Avec 95, son deuxième roman, Philippe Joanny revient sur une année charnière de l’histoire du VIH-sida, marquée par les hécatombes, avant l’arrivée des trithérapies. 

Au milieu du salon de Lucien, il y a ce canapé sur lequel Philippe évite de s’assoir. Parce que c’est là qu’Alex est mort, et qu’il y devine encore la trace de son corps. Ce souvenir, celui de la disparition d’un garçon de vingt et quelques années un soir de 1995, le souvenir de son corps couché sur ce canapé, comme endormi, ce souvenir jamais effacé de la mémoire de Philippe, forme la trame de ce roman de la mémoire qu’est 95

La mémoire de l’auteur bien sûr, mais aussi celle d’un groupe d’amis, d’une sorte de famille éparpillée à travers les années et que Philippe entreprend d’interroger. Sur Alex évidemment, mais aussi sur eux, sur ce temps d’une jeunesse enfuie qu’on ne saurait qualifier d’insouciante tant elle oscillait sans cesse — et Philippe Joanny le retranscrit à merveille — entre la joie et la terreur, entre la fête et le cimetière, entre la vie et la mort, toujours à deux doigts de basculer. 95 est le roman de la mémoire d’une communauté.

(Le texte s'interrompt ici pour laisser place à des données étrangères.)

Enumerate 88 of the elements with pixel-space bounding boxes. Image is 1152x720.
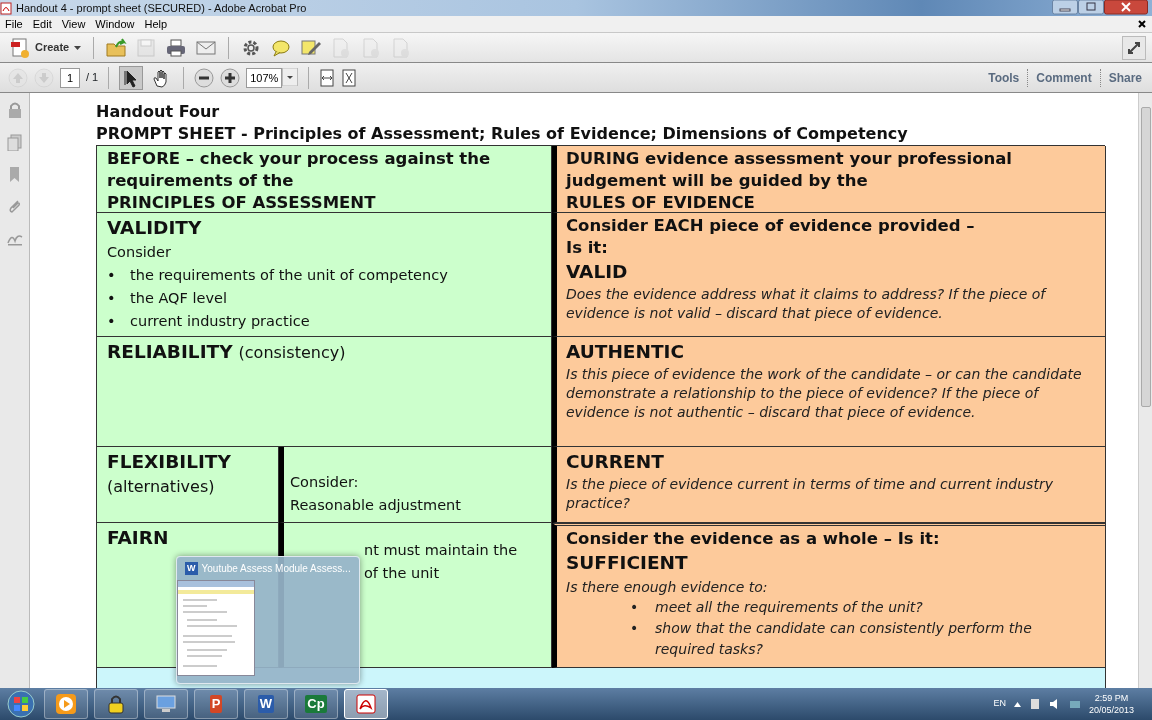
cell-lead: Consider EACH piece of evidence provided – [566,215,976,237]
cell-text: Consider [107,243,172,262]
document-heading: Handout Four [96,101,221,123]
taskbar-app[interactable] [94,689,138,719]
minimize-icon[interactable] [1052,0,1078,15]
expand-button[interactable] [1122,35,1146,60]
taskbar-app[interactable]: Cp [294,689,338,719]
rule-title: VALID [566,260,629,284]
menu-item[interactable]: Help [139,15,173,33]
zoom-field[interactable]: 107% [246,67,283,88]
tray-app-icon[interactable] [1028,698,1041,710]
printer-icon[interactable] [165,36,188,59]
bullet-marker: • [630,619,640,638]
menu-item[interactable]: File [0,15,28,33]
page-count: / 1 [86,70,99,86]
word-app-icon: W [185,561,198,576]
menu-item[interactable]: View [56,15,91,33]
taskbar-app[interactable]: P [194,689,238,719]
pane-tab[interactable]: Tools [980,68,1028,87]
computer-icon [155,693,177,715]
pdf-document-icon [0,1,12,15]
taskbar-app[interactable] [44,689,88,719]
scrollbar-thumb[interactable] [1140,107,1151,407]
fit-width-icon[interactable] [341,68,358,87]
captivate-icon: Cp [305,695,327,713]
zoom-in-icon[interactable] [220,67,241,88]
pane-tab[interactable]: Share [1099,68,1150,87]
close-icon[interactable] [1104,0,1148,15]
principle-title: FAIRN [107,526,170,550]
principle-note: (alternatives) [107,476,216,498]
bullet-item: meet all the requirements of the unit? [655,598,923,617]
word-icon: W [257,695,275,713]
rule-description: Is there enough evidence to: [566,578,769,597]
taskbar-app[interactable] [344,689,388,719]
bullet-marker: • [630,598,640,617]
close-icon[interactable] [1138,20,1146,28]
rule-title: CURRENT [566,450,665,474]
taskbar-preview[interactable]: W Youtube Assess Module Assess... [176,556,360,684]
bullet-marker: • [107,289,117,308]
caret-icon[interactable] [1013,701,1021,707]
column-header: BEFORE – check your process against the requirements of the PRINCIPLES OF ASSESSMENT [107,148,492,212]
create-pdf-icon [10,36,30,59]
bullet-item: the requirements of the unit of competency [130,266,448,285]
maximize-icon[interactable] [1078,0,1104,15]
preview-title: Youtube Assess Module Assess... [201,562,351,576]
bullet-marker: • [107,266,117,285]
principle-note: (consistency) [238,342,346,364]
cell-text: Consider: Reasonable adjustment [290,473,462,515]
clock-date[interactable]: 20/05/2013 [1088,704,1134,716]
rule-description: Is the piece of evidence current in terms of time and current industry practice? [566,475,1054,513]
principle-title: VALIDITY [107,216,203,240]
language-indicator[interactable]: EN [993,697,1006,711]
bullet-item: current industry practice [130,312,310,331]
menu-item[interactable]: Window [90,15,140,33]
powerpoint-icon: P [209,695,223,713]
padlock-icon [105,693,127,715]
rule-title: SUFFICIENT [566,551,689,575]
cell-text: nt must maintain the of the unit [364,541,519,583]
clock-time[interactable]: 2:59 PM [1088,692,1134,704]
document-subheading: PROMPT SHEET - Principles of Assessment; Rules of Evidence; Dimensions of Competency [96,123,909,145]
network-icon[interactable] [1068,698,1081,710]
principle-title: FLEXIBILITY [107,450,232,474]
pdf-icon [355,693,377,715]
zoom-out-icon[interactable] [194,67,215,88]
create-button[interactable]: Create [8,36,84,59]
rule-description: Is this piece of evidence the work of the candidate – or can the candidate demonstrate a relationship to the piece of evidence? If the piece of evidence is not authentic – discard that piece of evidence. [566,365,1083,422]
bullet-item: show that the candidate can consistently perform the required tasks? [655,619,1033,659]
taskbar-app[interactable]: W [244,689,288,719]
bullet-item: the AQF level [130,289,227,308]
start-button-icon[interactable] [4,689,38,719]
fit-page-icon[interactable] [319,68,336,87]
window-title: Handout 4 - prompt sheet (SECURED) - Adobe Acrobat Pro [16,0,307,16]
cell-lead: Consider the evidence as a whole – Is it: [566,528,941,550]
pane-tab[interactable]: Comment [1027,68,1100,87]
rule-description: Does the evidence address what it claims to address? If the piece of evidence is not valid – discard that piece of evidence. [566,285,1048,323]
arrows-icon [1126,39,1142,56]
column-header: DURING evidence assessment your professional judgement will be guided by the RULES OF EVIDENCE [566,148,1013,212]
dropdown-icon[interactable] [282,67,299,86]
menu-item[interactable]: Edit [27,15,57,33]
taskbar-app[interactable] [144,689,188,719]
play-icon [55,693,77,715]
cell-lead: Is it: [566,237,609,259]
page-number-field[interactable]: 1 [60,67,80,88]
caret-icon [74,45,82,50]
bullet-marker: • [107,312,117,331]
principle-title: RELIABILITY [107,340,233,364]
folder-icon[interactable] [105,36,128,59]
rule-title: AUTHENTIC [566,340,686,364]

95. La date n’est pas un hasard. Elle est même terriblement signifiante. 95, une de ces années noires où la mort s’invitait sans cesse dans le quotidien des jeunes gays, mais aussi la dernière année avant l’arrivée des trithérapies qui allaient enfin tout changer. Ni Alex, ni Philippe, ni Lucien, ni Gaby, ni Jeff, ni Denis, ni Boris, ni Willy, ni Hervé, ni personne bien sûr ne le savait, et l’hécatombe continuait. Et à cause d’elle, face à elle, pour la repousser, la narguer, pour refuser la résignation ou s’interdire d’être submergés par le chagrin, les garçons de la bande de Philippe sortent, draguent, baisent, boivent, prennent des drogues, courent de club en club, s’étourdissent, rient aux éclats, se couvrent de paillettes, s’exaltent dans un éternel présent. Il faut vivre. Vivre vite. Vivre beaucoup. Vivre maintenant. L’avenir ? Quel avenir ?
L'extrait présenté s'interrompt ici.